Perhaps she’s most commonly seen helping out in the kitchen, cooking and cleaning and preparing meals for the seniors who she loves to meet.
“You get to know them so well, these older people, and they’re just great. You kind of look after them. If they don’t come for awhile, we phone them and try our best to keep them coming,” she said.
The centre has planned meals for each day and on the first Sunday of every month, Sharron buys the groceries and helps prepare a pancake breakfast.
“It’s great. We usually do very well. It’s how we make our money,” she said.
In addition to her work at the Seniors Centre, Sharron will accompany Paul on the fishing boat from time to time – “I don’t get seasick anymore like I used to,” she adds – helping him gillnet.
Mother of Paige and Aaron, as well as Janine, who passed away in 1976 from leukaemia, and grandmother to Raven, Christopher and Breann (who runs Strands Hair Studio), Sharron enjoys seeing her grandkids and Paige’s children, Ben and Sophia from Terrace, play hockey and dance.
Just this past week, she returned from a trip to Richmond with the family to watch 10-year-old Ben take on the Lower Mainland on the ice.
“They got the gold medal,” she said.
“[Ben] can play either [forward or defence], but he’s a really good forward and he can score goals and he thinks he’s famous.”

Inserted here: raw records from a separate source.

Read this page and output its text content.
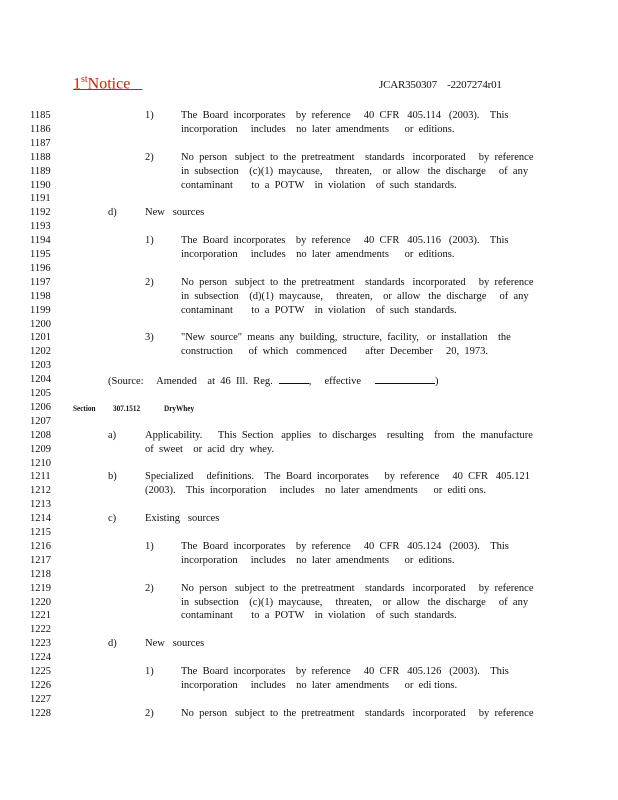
1stNotice	JCAR350307    -2207274r01
1185	1)	The  Board  incorporates    by  reference     40  CFR   405.114   (2003).    This
1186	incorporation     includes    no  later  amendments      or  editions.
1187
1188	2)	No  person   subject  to  the  pretreatment    standards   incorporated     by  reference
1189	in  subsection    (c)(1)  maycause,     threaten,    or  allow   the  discharge     of  any
1190	contaminant       to  a  POTW    in  violation    of  such  standards.
1191
1192	d)	New   sources
1193
1194	1)	The  Board  incorporates    by  reference     40  CFR   405.116   (2003).    This
1195	incorporation     includes    no  later  amendments      or  editions.
1196
1197	2)	No  person   subject  to  the  pretreatment    standards   incorporated     by  reference
1198	in  subsection    (d)(1)  maycause,     threaten,    or  allow   the  discharge     of  any
1199	contaminant       to  a  POTW    in  violation    of  such  standards.
1200
1201	3)	"New  source"  means  any  building,  structure,  facility,   or  installation    the
1202	construction      of  which   commenced       after  December     20,  1973.
1203
1204	(Source:     Amended    at  46  Ill.  Reg.	,     effective	)
1205
1206	Section 307.1512	DryWhey
1207
1208	a)	Applicability.      This  Section   applies   to  discharges    resulting    from   the  manufacture
1209	of  sweet    or  acid  dry  whey.
1210
1211	b)	Specialized     definitions.    The  Board  incorporates      by  reference     40  CFR   405.121
1212	(2003).    This  incorporation     includes    no  later  amendments      or  editi ons.
1213
1214	c)	Existing   sources
1215
1216	1)	The  Board  incorporates    by  reference     40  CFR   405.124   (2003).    This
1217	incorporation     includes    no  later  amendments      or  editions.
1218
1219	2)	No  person   subject  to  the  pretreatment    standards   incorporated     by  reference
1220	in  subsection    (c)(1)  maycause,     threaten,    or  allow   the  discharge     of  any
1221	contaminant       to  a  POTW    in  violation    of  such  standards.
1222
1223	d)	New   sources
1224
1225	1)	The  Board  incorporates    by  reference     40  CFR   405.126   (2003).    This
1226	incorporation     includes    no  later  amendments      or  edi tions.
1227
1228	2)	No  person   subject  to  the  pretreatment    standards   incorporated     by  reference
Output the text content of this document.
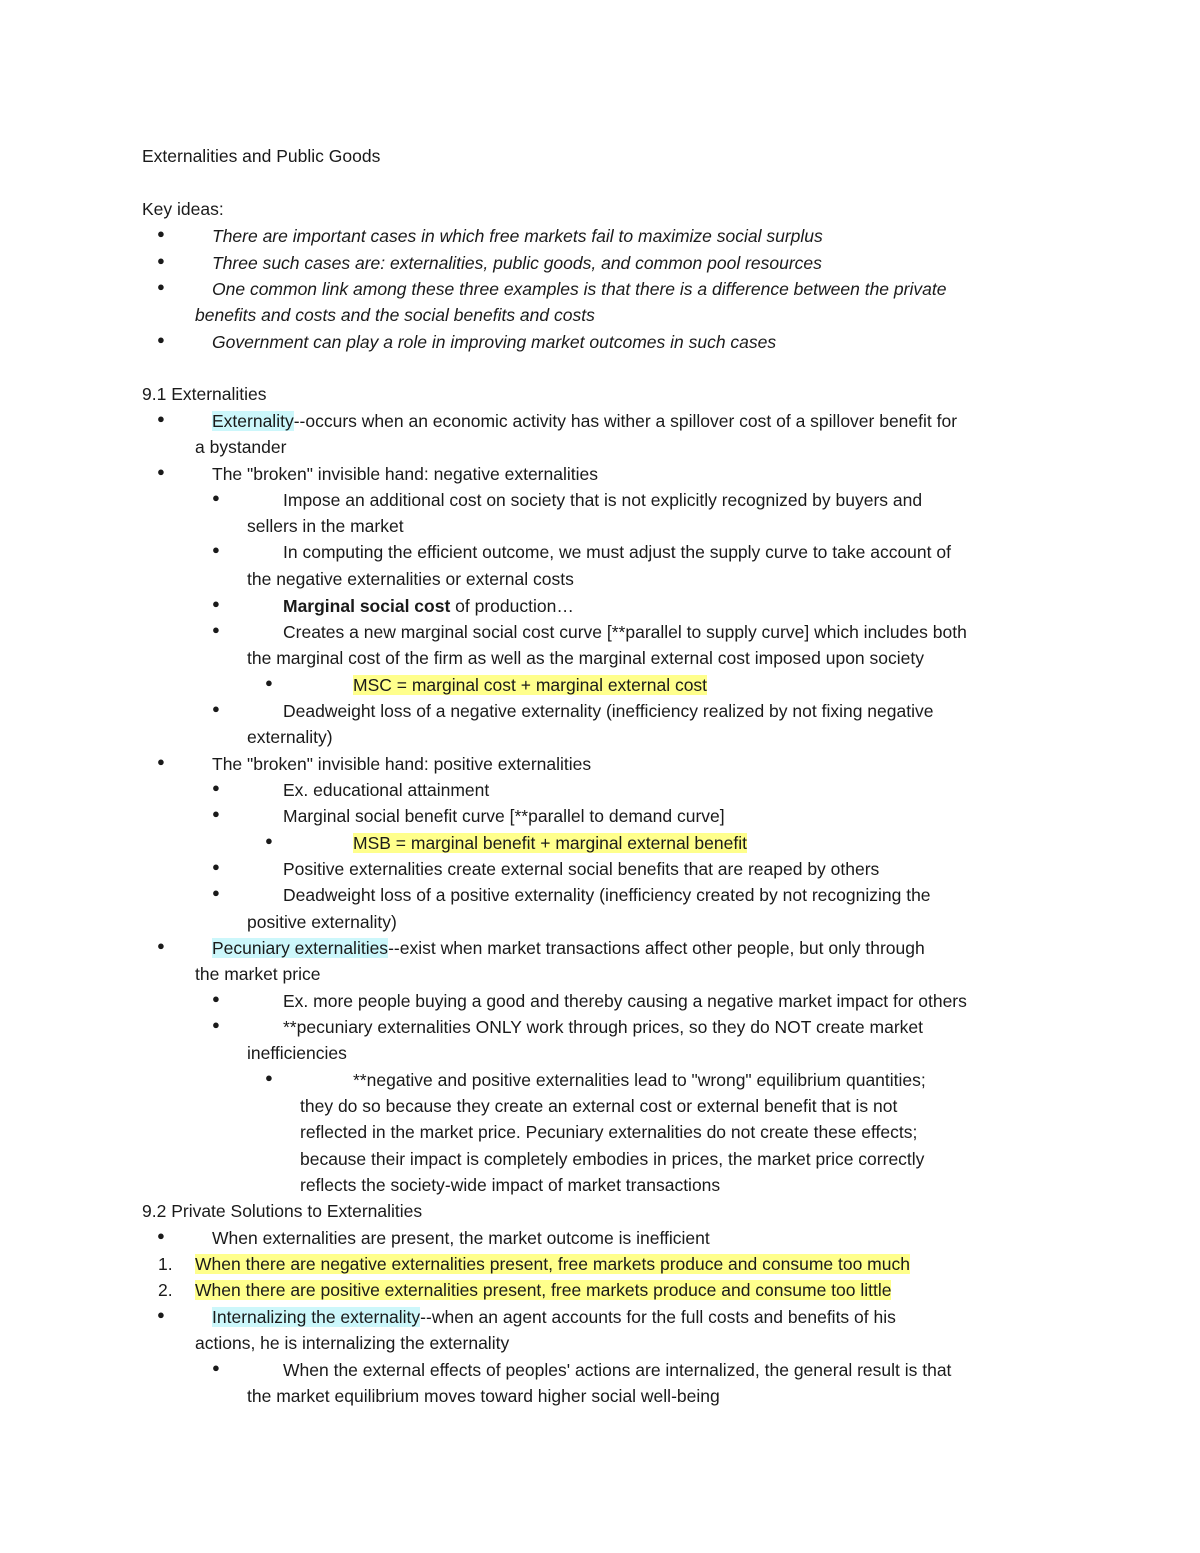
Externalities and Public Goods
Key ideas:
●	There are important cases in which free markets fail to maximize social surplus
●	Three such cases are: externalities, public goods, and common pool resources
●	One common link among these three examples is that there is a difference between the private
benefits and costs and the social benefits and costs
●	Government can play a role in improving market outcomes in such cases
9.1 Externalities
●	Externality--occurs when an economic activity has wither a spillover cost of a spillover benefit for
a bystander
●	The "broken" invisible hand: negative externalities
●	Impose an additional cost on society that is not explicitly recognized by buyers and
sellers in the market
●	In computing the efficient outcome, we must adjust the supply curve to take account of
the negative externalities or external costs
●	Marginal social cost of production…
●	Creates a new marginal social cost curve [**parallel to supply curve] which includes both
the marginal cost of the firm as well as the marginal external cost imposed upon society
●	MSC = marginal cost + marginal external cost
●	Deadweight loss of a negative externality (inefficiency realized by not fixing negative
externality)
●	The "broken" invisible hand: positive externalities
●	Ex. educational attainment
●	Marginal social benefit curve [**parallel to demand curve]
●	MSB = marginal benefit + marginal external benefit
●	Positive externalities create external social benefits that are reaped by others
●	Deadweight loss of a positive externality (inefficiency created by not recognizing the
positive externality)
●	Pecuniary externalities--exist when market transactions affect other people, but only through
the market price
●	Ex. more people buying a good and thereby causing a negative market impact for others
●	**pecuniary externalities ONLY work through prices, so they do NOT create market
inefficiencies
●	**negative and positive externalities lead to "wrong" equilibrium quantities;
they do so because they create an external cost or external benefit that is not
reflected in the market price. Pecuniary externalities do not create these effects;
because their impact is completely embodies in prices, the market price correctly
reflects the society-wide impact of market transactions
9.2 Private Solutions to Externalities
●	When externalities are present, the market outcome is inefficient
1. When there are negative externalities present, free markets produce and consume too much
2. When there are positive externalities present, free markets produce and consume too little
●	Internalizing the externality--when an agent accounts for the full costs and benefits of his
actions, he is internalizing the externality
●	When the external effects of peoples' actions are internalized, the general result is that
the market equilibrium moves toward higher social well-being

The Rupertite looks back fondly on her days nursing but continues to tear it up in card games and on the fishing boat, and enjoys watching her family grow. She’ll attend this year’s BC Seniors’ Games as well, this time in North Vancouver in August.
“I do miss helping moms and I love babies so it was great. I miss that part of it, but I don’t miss it enough that I want to go back. I’m too old now, but I loved it. It was my thing,” she said.